Qual è secondo te la parte più intrigante ed il rovescio della medaglia del Food Pairing con i cocktail?

La parte più intrigante del pairing con i coktail è sicuramente la commistione tra cucina e mixology, e la sorpresa nello scoprire la riuscita di abbinamenti inediti, dopo aver superato il momento più impegnativo, che è quello di far funzionare insieme le diverse temperature, quelle più calde del piatto insieme alle più fredde del drink.
Quanto al minus, ritengo che se il pairing è percepito ancora come un “esperimento” che tarda a decollare del tutto, è anche a causa del pensiero comune che vuole che i cocktail debbano per forza essere tutti molto alcolici, e che quindi una cena con cocktail abbinati “…no, non la reggo!”. L’inverno scorso con lo chef Guida abbiamo organizzato una cena dove a una serie di suoi piatti abbinavo dei cocktail a base di cognac, e sono usciti tutti felici e sulle proprie gambe.
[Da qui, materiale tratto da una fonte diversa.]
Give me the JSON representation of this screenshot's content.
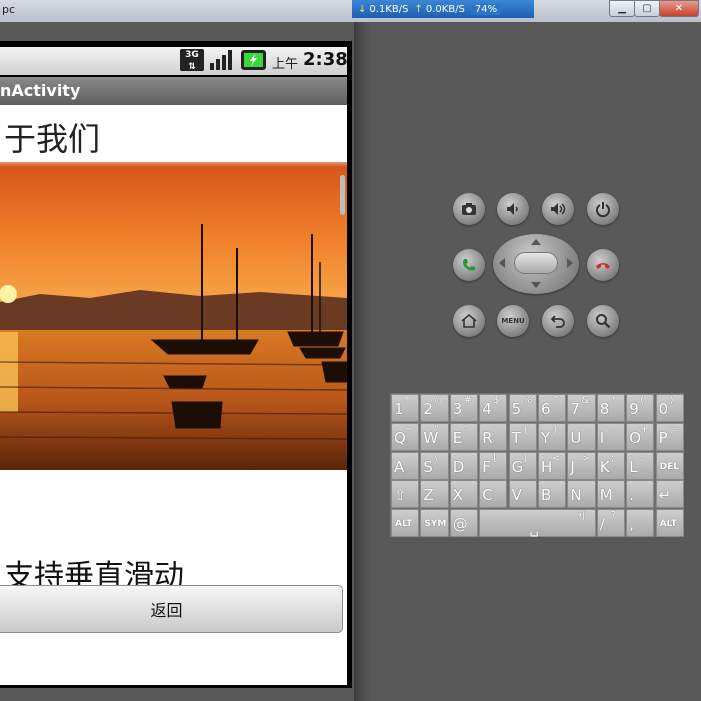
{
  "host_window": {
    "title_fragment": "pc",
    "net_meter": {
      "down": "0.1KB/S",
      "up": "0.0KB/S",
      "battery": "74%"
    }
  },
  "status_bar": {
    "network": "3G",
    "ampm": "上午",
    "time": "2:38"
  },
  "app": {
    "title": "nActivity",
    "heading": "于我们",
    "subtext": "支持垂直滑动",
    "back_button": "返回"
  },
  "emulator_controls": {
    "menu_label": "MENU"
  },
  "keyboard": {
    "rows": [
      [
        {
          "m": "1",
          "s": "!"
        },
        {
          "m": "2",
          "s": "@"
        },
        {
          "m": "3",
          "s": "#"
        },
        {
          "m": "4",
          "s": "$"
        },
        {
          "m": "5",
          "s": "%"
        },
        {
          "m": "6",
          "s": "^"
        },
        {
          "m": "7",
          "s": "&"
        },
        {
          "m": "8",
          "s": "*"
        },
        {
          "m": "9",
          "s": "("
        },
        {
          "m": "0",
          "s": ")"
        }
      ],
      [
        {
          "m": "Q",
          "s": "~"
        },
        {
          "m": "W",
          "s": "\""
        },
        {
          "m": "E",
          "s": "\""
        },
        {
          "m": "R",
          "s": "`"
        },
        {
          "m": "T",
          "s": "{"
        },
        {
          "m": "Y",
          "s": "}"
        },
        {
          "m": "U",
          "s": "-"
        },
        {
          "m": "I",
          "s": "-"
        },
        {
          "m": "O",
          "s": "+"
        },
        {
          "m": "P",
          "s": "="
        }
      ],
      [
        {
          "m": "A",
          "s": ""
        },
        {
          "m": "S",
          "s": "\\"
        },
        {
          "m": "D",
          "s": "'"
        },
        {
          "m": "F",
          "s": "["
        },
        {
          "m": "G",
          "s": "]"
        },
        {
          "m": "H",
          "s": "<"
        },
        {
          "m": "J",
          "s": ">"
        },
        {
          "m": "K",
          "s": ";"
        },
        {
          "m": "L",
          "s": ":"
        },
        {
          "m": "DEL",
          "s": ""
        }
      ],
      [
        {
          "m": "⇧",
          "s": ""
        },
        {
          "m": "Z",
          "s": ""
        },
        {
          "m": "X",
          "s": ""
        },
        {
          "m": "C",
          "s": ""
        },
        {
          "m": "V",
          "s": ""
        },
        {
          "m": "B",
          "s": ""
        },
        {
          "m": "N",
          "s": ""
        },
        {
          "m": "M",
          "s": ""
        },
        {
          "m": ".",
          "s": ""
        },
        {
          "m": "↵",
          "s": ""
        }
      ],
      [
        {
          "m": "ALT",
          "s": ""
        },
        {
          "m": "SYM",
          "s": ""
        },
        {
          "m": "@",
          "s": ""
        },
        {
          "m": "␣",
          "s": "→|"
        },
        {
          "m": "/",
          "s": "?"
        },
        {
          "m": ",",
          "s": ""
        },
        {
          "m": "ALT",
          "s": ""
        }
      ]
    ]
  }
}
Gli scettici che pensano “cocktail = gradazione eccessiva” dovrebbero provare un’esperienza del genere: perché è vero che esiste Sua Maestà il Martini Cocktail, ma la forza dello Spritz – ma ce ne sono molti altri – è che è beverino ed è nato proprio per chi vuol stare leggero (o chi vuol seguire una moda, ma questo è un altro discorso…)

Opposite Cuban Manhattan

La base di partenza di questo cocktail è quella di un classico Cuban Manhattan, rivisto in chiave opposite inserendo nella ricetta degli ingredienti gustativamente “opposti” rispetto a quelli del cocktail classico. Il maraschino si pone a metà strada a fare da trait d’union, come una sorta di attrazione tra i due opposti.

Ricetta – powered by Bonaventura Maschio:

20 ml di Botran Reserva Blanca
20 ml di Botran Reserva 15 anni
10 ml di vermouth dolce all’uso di Torino
10 ml di vermouth secco francese
1 dash di angostura
1 dash di bitter al cioccolato
1 dash di maraschino

Procedimento:

Versare tutti gli ingredienti in un mixing glass precedentemente raffreddato. Aggiungere ghiaccio a cubetti e raffreddare per 30 secondi. Versare in una coppa da cocktail ghiacciata e finire con il profumo di una scorza d’arancia strizzata in superficie.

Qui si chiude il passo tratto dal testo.